Titel

Magnete im Gleis sorgen für Sicherheit
Die punktförmige Zugbeeinflussung


Solche Gleismagnete sichern Gefahrstellen an Bahnstrecken ab.
Die Punktförmige Zugbeeinflussung (PZB) ist ein mikroprozesorgesteuertes Sicherungssystem für Eisenbahnfahrzeuge. Die PZB ist eine Weiterentwicklung der bereits in den 1930er Jahren in Deutschland eingeführten Induktiven Zugsicherung (INDUSI). Letzter Name beschreibt damit auch bereits die Funktionsweise des Systems. An Punkten der Gefahr, wie Signalen, Langsamfahrstellen oder Bahnübergängen, sind im Gleisbereich Gleismagnete verschiedener Schwingkreise installiert. Bis zum Jahr 2014 mussten alle Bahnstrecken in Deutschland, die mit 100 km/h oder mehr befahren wurden, mit der PZB ausgerüstet sein. Nach einer Änderung der Eisenbahn-Bau- und Betriebsordnung (EBO) infolge der Kollision in Hordorf im Jahr 2011 müssen heute alle Strecken damit ausgerüstet sein. Die Streckenausrüstung besteht aus 1000-Hz-Gleismagneten an Standorten von Vorsignalen, 500-Hz-Magneten 150 bis 300 Meter vor Hauptsignalen und 2000-Hz-Magneten bei Hauptsignalen. Gleichzeitig sind auch alle Triebfahrzeuge und -züge mit einem Magneten als Gegenstück ausgerüstet. Zeigt nun beispielsweise ein Vorsignal die Warnstellung (Halt erwarten) erzeugt der zugehörige 1000-Hz Gleismagnet ein elektromagentisches Wechselfeld (Induktion), welches beim Überfahren am Magneten des Schienenfahrzeugs eine Reaktion auslöst. Der Triebfahrzeugführer muss nun zur Bestätigung, dass er das Signalbild zur Kenntnis genommen hat die Wachsamkeitstaste betätigen. Unterbleibt diese Handlung erfolgt innerhalb von 4 Sekunden die Zwangsbremsung des Zuges.

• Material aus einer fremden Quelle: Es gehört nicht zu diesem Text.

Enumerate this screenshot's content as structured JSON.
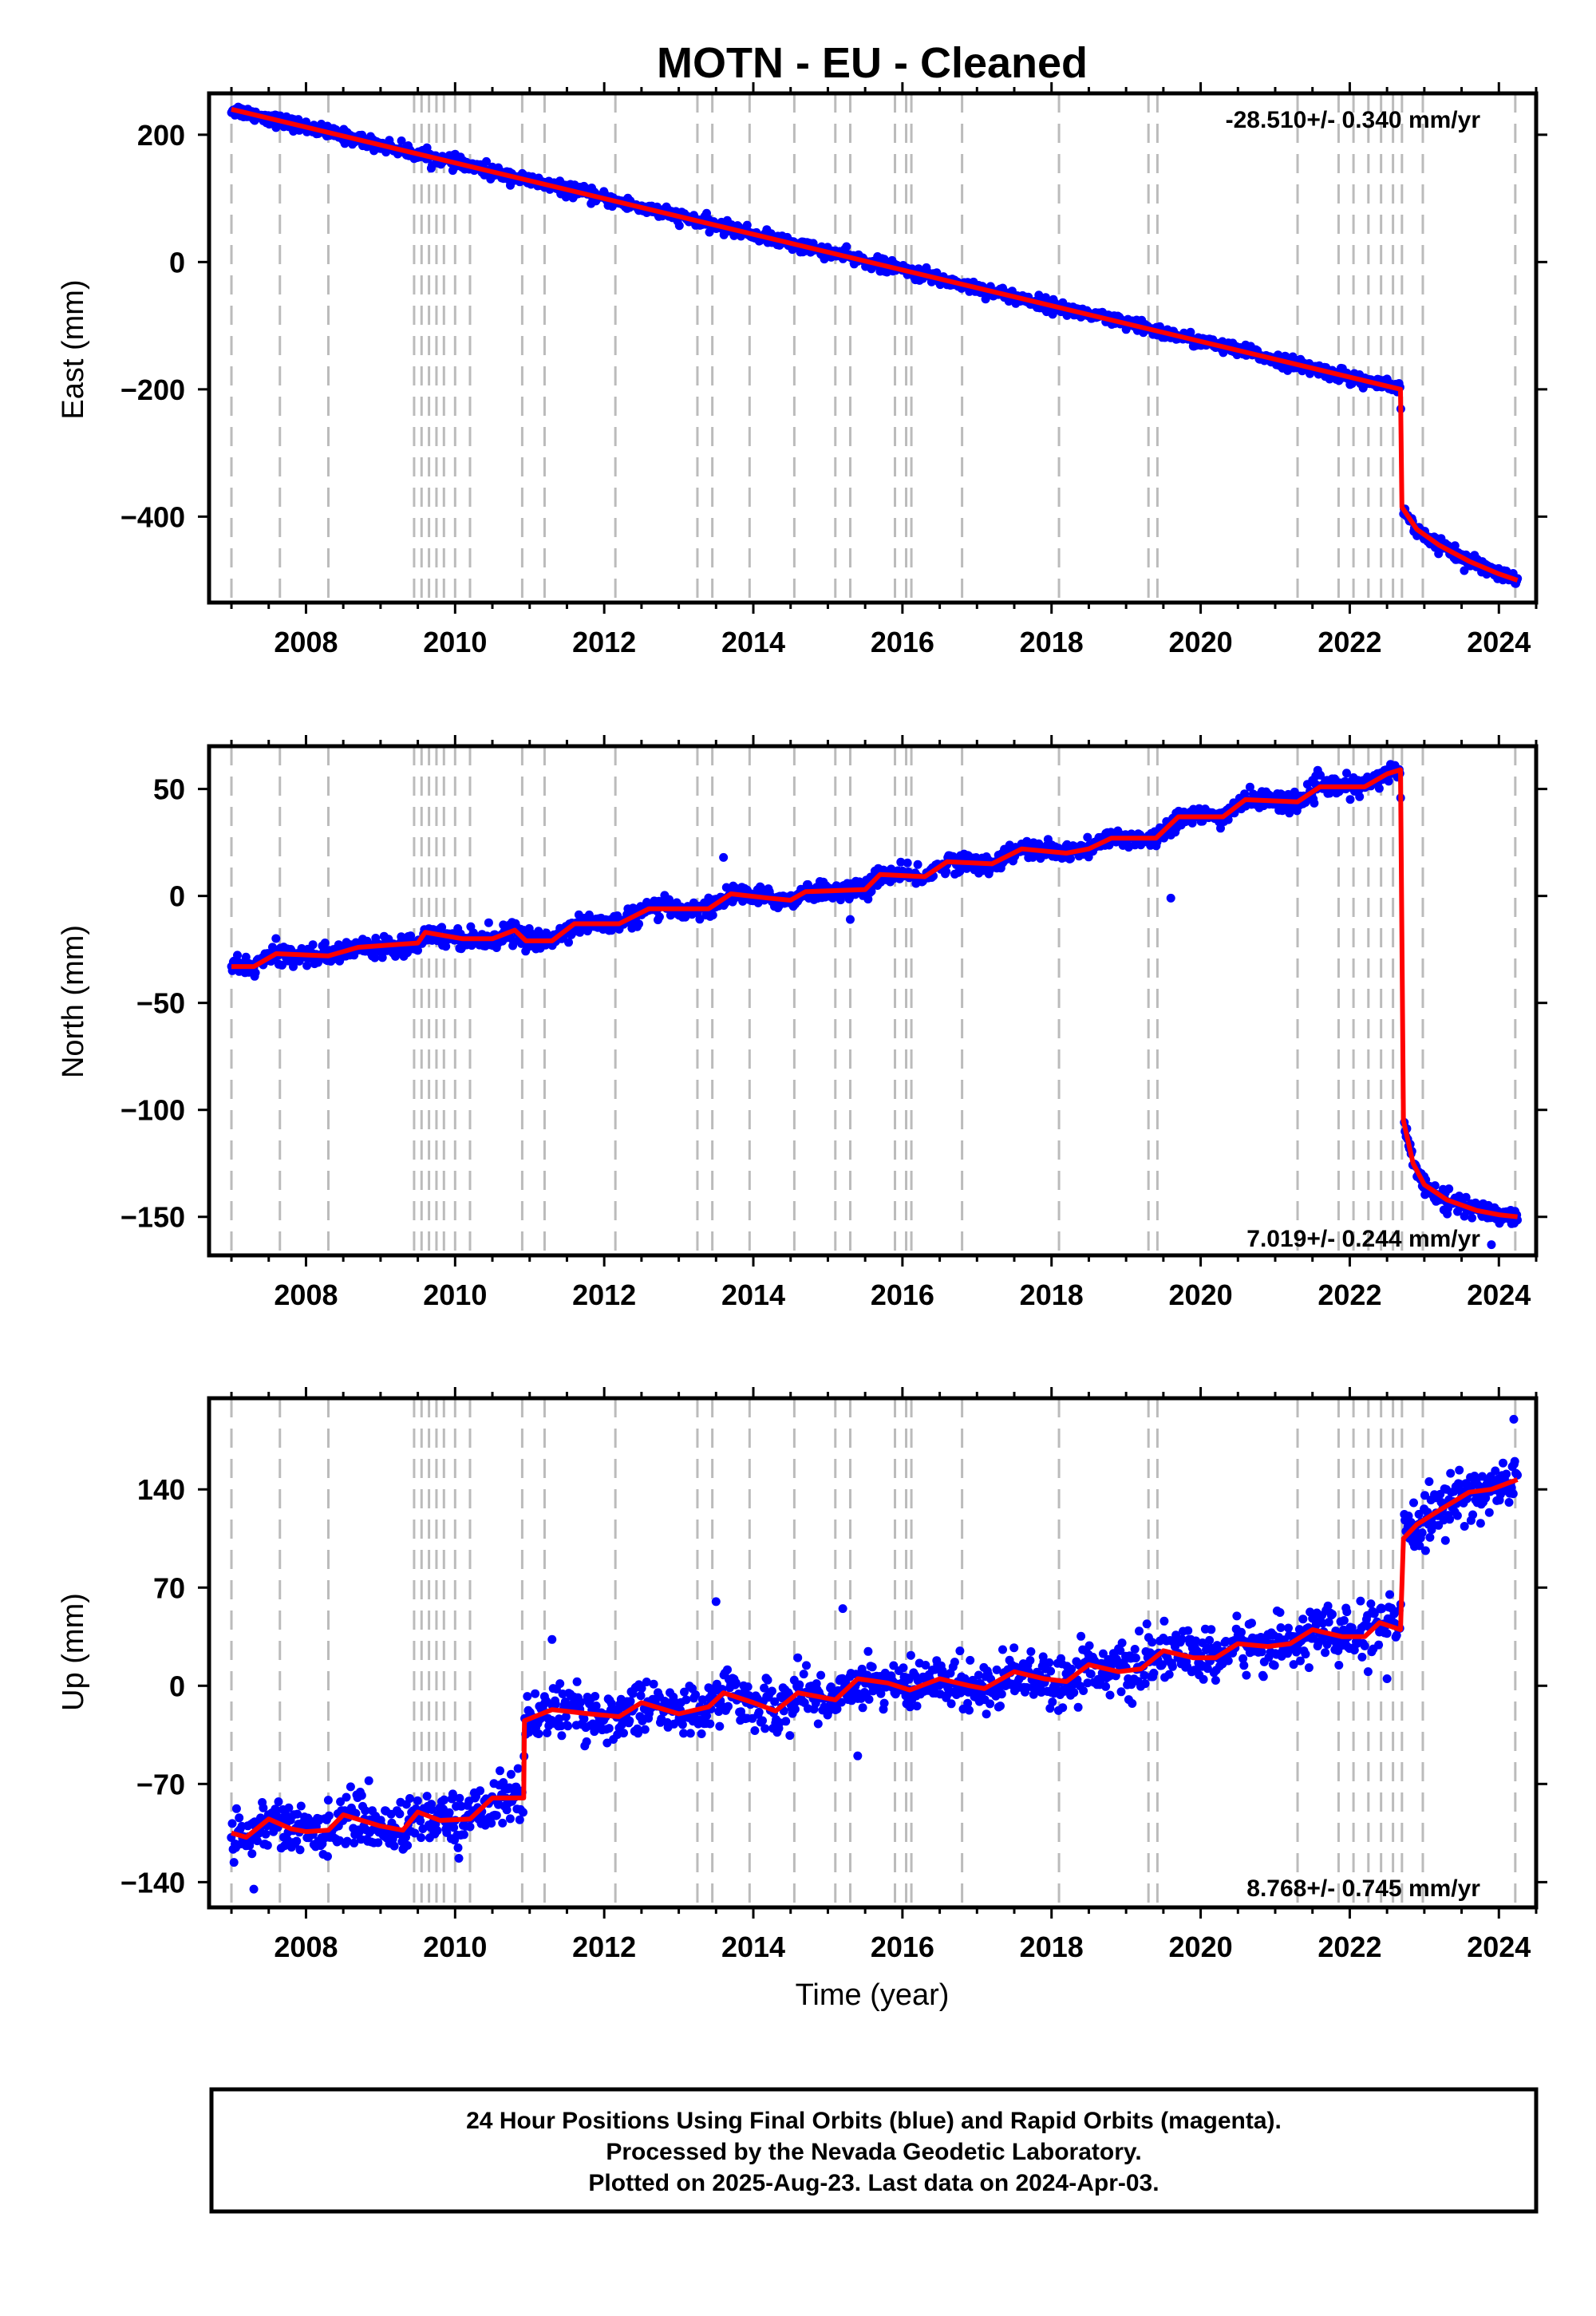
{
  "figure": {
    "title": "MOTN  - EU - Cleaned",
    "xlabel": "Time (year)",
    "footer": [
      "24 Hour Positions Using Final Orbits (blue) and Rapid Orbits (magenta).",
      "Processed by the Nevada Geodetic Laboratory.",
      "Plotted on 2025-Aug-23. Last data on 2024-Apr-03."
    ],
    "colors": {
      "data": "#0000ff",
      "model": "#ff0000",
      "event_lines": "#bbbbbb",
      "axes": "#000000"
    }
  },
  "chart_data": [
    {
      "type": "scatter",
      "component": "east",
      "ylabel": "East (mm)",
      "rate_text": "-28.510+/- 0.340 mm/yr",
      "rate_position": "top-right",
      "xlim": [
        2006.7,
        2024.5
      ],
      "ylim": [
        -535,
        265
      ],
      "x_ticks": [
        2008,
        2010,
        2012,
        2014,
        2016,
        2018,
        2020,
        2022,
        2024
      ],
      "y_ticks": [
        200,
        0,
        -200,
        -400
      ],
      "y_tick_labels": [
        "200",
        "0",
        "−200",
        "−400"
      ],
      "grid": false,
      "event_lines": [
        2007.0,
        2007.65,
        2008.3,
        2009.45,
        2009.55,
        2009.65,
        2009.75,
        2009.85,
        2010.0,
        2010.2,
        2010.9,
        2011.2,
        2012.15,
        2013.25,
        2013.45,
        2013.95,
        2014.55,
        2015.1,
        2015.3,
        2015.9,
        2016.05,
        2016.12,
        2016.8,
        2018.1,
        2019.3,
        2019.42,
        2021.3,
        2021.85,
        2022.05,
        2022.25,
        2022.42,
        2022.58,
        2022.7,
        2022.98,
        2024.22
      ],
      "model_knots": [
        [
          2007.0,
          240
        ],
        [
          2022.68,
          -200
        ],
        [
          2022.7,
          -385
        ],
        [
          2022.9,
          -420
        ],
        [
          2023.2,
          -445
        ],
        [
          2023.6,
          -470
        ],
        [
          2024.0,
          -490
        ],
        [
          2024.25,
          -500
        ]
      ],
      "series": [
        {
          "name": "24 Hour Positions Using Final Orbits (blue)",
          "kind": "points",
          "noise_mm": 5,
          "x_range": [
            2007.0,
            2024.25
          ]
        },
        {
          "kind": "model",
          "style": "line"
        }
      ]
    },
    {
      "type": "scatter",
      "component": "north",
      "ylabel": "North (mm)",
      "rate_text": "7.019+/- 0.244 mm/yr",
      "rate_position": "bottom-right",
      "xlim": [
        2006.7,
        2024.5
      ],
      "ylim": [
        -168,
        70
      ],
      "x_ticks": [
        2008,
        2010,
        2012,
        2014,
        2016,
        2018,
        2020,
        2022,
        2024
      ],
      "y_ticks": [
        50,
        0,
        -50,
        -100,
        -150
      ],
      "y_tick_labels": [
        "50",
        "0",
        "−50",
        "−100",
        "−150"
      ],
      "grid": false,
      "event_lines": [
        2007.0,
        2007.65,
        2008.3,
        2009.45,
        2009.55,
        2009.65,
        2009.75,
        2009.85,
        2010.0,
        2010.2,
        2010.9,
        2011.2,
        2012.15,
        2013.25,
        2013.45,
        2013.95,
        2014.55,
        2015.1,
        2015.3,
        2015.9,
        2016.05,
        2016.12,
        2016.8,
        2018.1,
        2019.3,
        2019.42,
        2021.3,
        2021.85,
        2022.05,
        2022.25,
        2022.42,
        2022.58,
        2022.7,
        2022.98,
        2024.22
      ],
      "model_knots": [
        [
          2007.0,
          -33
        ],
        [
          2007.3,
          -33
        ],
        [
          2007.6,
          -27
        ],
        [
          2008.3,
          -28
        ],
        [
          2008.7,
          -24
        ],
        [
          2009.5,
          -22
        ],
        [
          2009.6,
          -17
        ],
        [
          2010.1,
          -20
        ],
        [
          2010.5,
          -20
        ],
        [
          2010.8,
          -16
        ],
        [
          2010.95,
          -21
        ],
        [
          2011.3,
          -21
        ],
        [
          2011.6,
          -13
        ],
        [
          2012.2,
          -13
        ],
        [
          2012.6,
          -6
        ],
        [
          2013.4,
          -6
        ],
        [
          2013.7,
          1
        ],
        [
          2014.2,
          -1
        ],
        [
          2014.5,
          -2
        ],
        [
          2014.7,
          2
        ],
        [
          2015.5,
          3
        ],
        [
          2015.7,
          10
        ],
        [
          2016.3,
          9
        ],
        [
          2016.6,
          16
        ],
        [
          2017.2,
          15
        ],
        [
          2017.6,
          22
        ],
        [
          2018.2,
          20
        ],
        [
          2018.5,
          22
        ],
        [
          2018.8,
          27
        ],
        [
          2019.4,
          27
        ],
        [
          2019.7,
          37
        ],
        [
          2020.3,
          37
        ],
        [
          2020.6,
          45
        ],
        [
          2021.3,
          44
        ],
        [
          2021.6,
          51
        ],
        [
          2022.2,
          51
        ],
        [
          2022.5,
          57
        ],
        [
          2022.68,
          59
        ],
        [
          2022.72,
          -105
        ],
        [
          2022.85,
          -125
        ],
        [
          2023.0,
          -135
        ],
        [
          2023.3,
          -142
        ],
        [
          2023.7,
          -147
        ],
        [
          2024.0,
          -149
        ],
        [
          2024.25,
          -150
        ]
      ],
      "outliers": [
        [
          2013.6,
          18
        ],
        [
          2015.3,
          -11
        ],
        [
          2019.6,
          -1
        ],
        [
          2023.9,
          -163
        ]
      ],
      "series": [
        {
          "name": "24 Hour Positions Using Final Orbits (blue)",
          "kind": "points",
          "noise_mm": 2.2,
          "x_range": [
            2007.0,
            2024.25
          ]
        },
        {
          "kind": "model",
          "style": "line"
        }
      ]
    },
    {
      "type": "scatter",
      "component": "up",
      "ylabel": "Up (mm)",
      "rate_text": "8.768+/- 0.745 mm/yr",
      "rate_position": "bottom-right",
      "xlim": [
        2006.7,
        2024.5
      ],
      "ylim": [
        -158,
        205
      ],
      "x_ticks": [
        2008,
        2010,
        2012,
        2014,
        2016,
        2018,
        2020,
        2022,
        2024
      ],
      "y_ticks": [
        140,
        70,
        0,
        -70,
        -140
      ],
      "y_tick_labels": [
        "140",
        "70",
        "0",
        "−70",
        "−140"
      ],
      "grid": false,
      "event_lines": [
        2007.0,
        2007.65,
        2008.3,
        2009.45,
        2009.55,
        2009.65,
        2009.75,
        2009.85,
        2010.0,
        2010.2,
        2010.9,
        2011.2,
        2012.15,
        2013.25,
        2013.45,
        2013.95,
        2014.55,
        2015.1,
        2015.3,
        2015.9,
        2016.05,
        2016.12,
        2016.8,
        2018.1,
        2019.3,
        2019.42,
        2021.3,
        2021.85,
        2022.05,
        2022.25,
        2022.42,
        2022.58,
        2022.7,
        2022.98,
        2024.22
      ],
      "model_knots": [
        [
          2007.0,
          -105
        ],
        [
          2007.2,
          -108
        ],
        [
          2007.5,
          -95
        ],
        [
          2007.8,
          -102
        ],
        [
          2008.0,
          -104
        ],
        [
          2008.3,
          -103
        ],
        [
          2008.5,
          -92
        ],
        [
          2009.0,
          -100
        ],
        [
          2009.3,
          -103
        ],
        [
          2009.5,
          -90
        ],
        [
          2009.8,
          -96
        ],
        [
          2010.2,
          -95
        ],
        [
          2010.5,
          -80
        ],
        [
          2010.92,
          -80
        ],
        [
          2010.93,
          -25
        ],
        [
          2011.3,
          -17
        ],
        [
          2011.8,
          -20
        ],
        [
          2012.2,
          -22
        ],
        [
          2012.5,
          -12
        ],
        [
          2013.0,
          -20
        ],
        [
          2013.4,
          -15
        ],
        [
          2013.6,
          -5
        ],
        [
          2014.0,
          -12
        ],
        [
          2014.3,
          -18
        ],
        [
          2014.6,
          -5
        ],
        [
          2015.1,
          -10
        ],
        [
          2015.4,
          5
        ],
        [
          2015.8,
          2
        ],
        [
          2016.1,
          -3
        ],
        [
          2016.5,
          5
        ],
        [
          2016.9,
          0
        ],
        [
          2017.1,
          -2
        ],
        [
          2017.5,
          10
        ],
        [
          2017.9,
          5
        ],
        [
          2018.2,
          3
        ],
        [
          2018.5,
          15
        ],
        [
          2018.9,
          10
        ],
        [
          2019.2,
          12
        ],
        [
          2019.5,
          25
        ],
        [
          2019.9,
          20
        ],
        [
          2020.2,
          20
        ],
        [
          2020.5,
          30
        ],
        [
          2020.9,
          28
        ],
        [
          2021.2,
          30
        ],
        [
          2021.5,
          40
        ],
        [
          2021.9,
          35
        ],
        [
          2022.2,
          35
        ],
        [
          2022.4,
          45
        ],
        [
          2022.68,
          40
        ],
        [
          2022.72,
          105
        ],
        [
          2022.9,
          115
        ],
        [
          2023.2,
          125
        ],
        [
          2023.6,
          138
        ],
        [
          2023.9,
          140
        ],
        [
          2024.25,
          147
        ]
      ],
      "outliers": [
        [
          2007.3,
          -145
        ],
        [
          2011.3,
          33
        ],
        [
          2013.5,
          60
        ],
        [
          2015.2,
          55
        ],
        [
          2015.4,
          -50
        ],
        [
          2022.5,
          5
        ],
        [
          2024.2,
          190
        ]
      ],
      "series": [
        {
          "name": "24 Hour Positions Using Final Orbits (blue)",
          "kind": "points",
          "noise_mm": 9,
          "x_range": [
            2007.0,
            2024.25
          ]
        },
        {
          "kind": "model",
          "style": "line"
        }
      ]
    }
  ]
}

Nach Betätigen der Wachsamkeitstaste leuchtet der 1000-Hz-Leuchtmelder und die Geschwindigkeitsüberwachung tritt in Aktion. Der Triebfahrzeugführer muss je nach eingestelltem Betriebsprogramm die Geschwindigkeit auf einen vorgegebenen Wert ermäßigen. Hält er sich nicht an diesen Wert, erfolgt ebenfalls automatisch eine Zwangsbremsung. Etwa 250 Meter vor einen Hautpsignal trifft der Fahrzeugmagnet auf den 500-Hz Magneten des Hauptsignals. Steht das Hauptsignal in der Stellung „Halt”, so wird nun die 500-Hz Beeinflussung am Fahrzeug wirksam, im Führerstand leuchtet der 500-Hz Leuchtmelder, und der Triebfahrzeugführer  muss die Geschwindigkeit bis auf 25 km/h ermäßigen. Steht das Signal dagegen auf „Fahrt frei”, wird der Schwingkreis des Gleismagenten kurzgeschlossen und es erfolgt keine Reaktion im Triebfahrzeug. Der Lokführer hat nun die Möglichkeit sich mit Hilfe eines Tasters aus der Geschwindigkeitsüberwachung zu befreien. Bei einer unrechtmäßigen Befreiung, also wenn das das Singal trotz Befreiung auf Halt steht, erfolgt am 500Hz-Magneten die Zwangsbremsung. Am 2000-Hz Magneten eines Hautpsignales erfolgt bei Halt zeigendem Singal dagegen immer eine Zwangsbremsung. Damit werden Züge, die ein Haltesignal überfahren haben zum Stillstand gebracht. Im Falle einer Störung am Hauptsingal kann der Lokführer auf Befehl eines Fahrdiensteiters, oder durch das Ersatzsignal, und nur dann!, an einem Halt zeigenden Singal vorbeifahren. Nach Erhalt einer entsprechenden Weisung betätigt der Triebfahrzeugführer bei der Vorbeifahrt am Signal die Befehlstaste, um der Zwangsbremsung zu entgehen.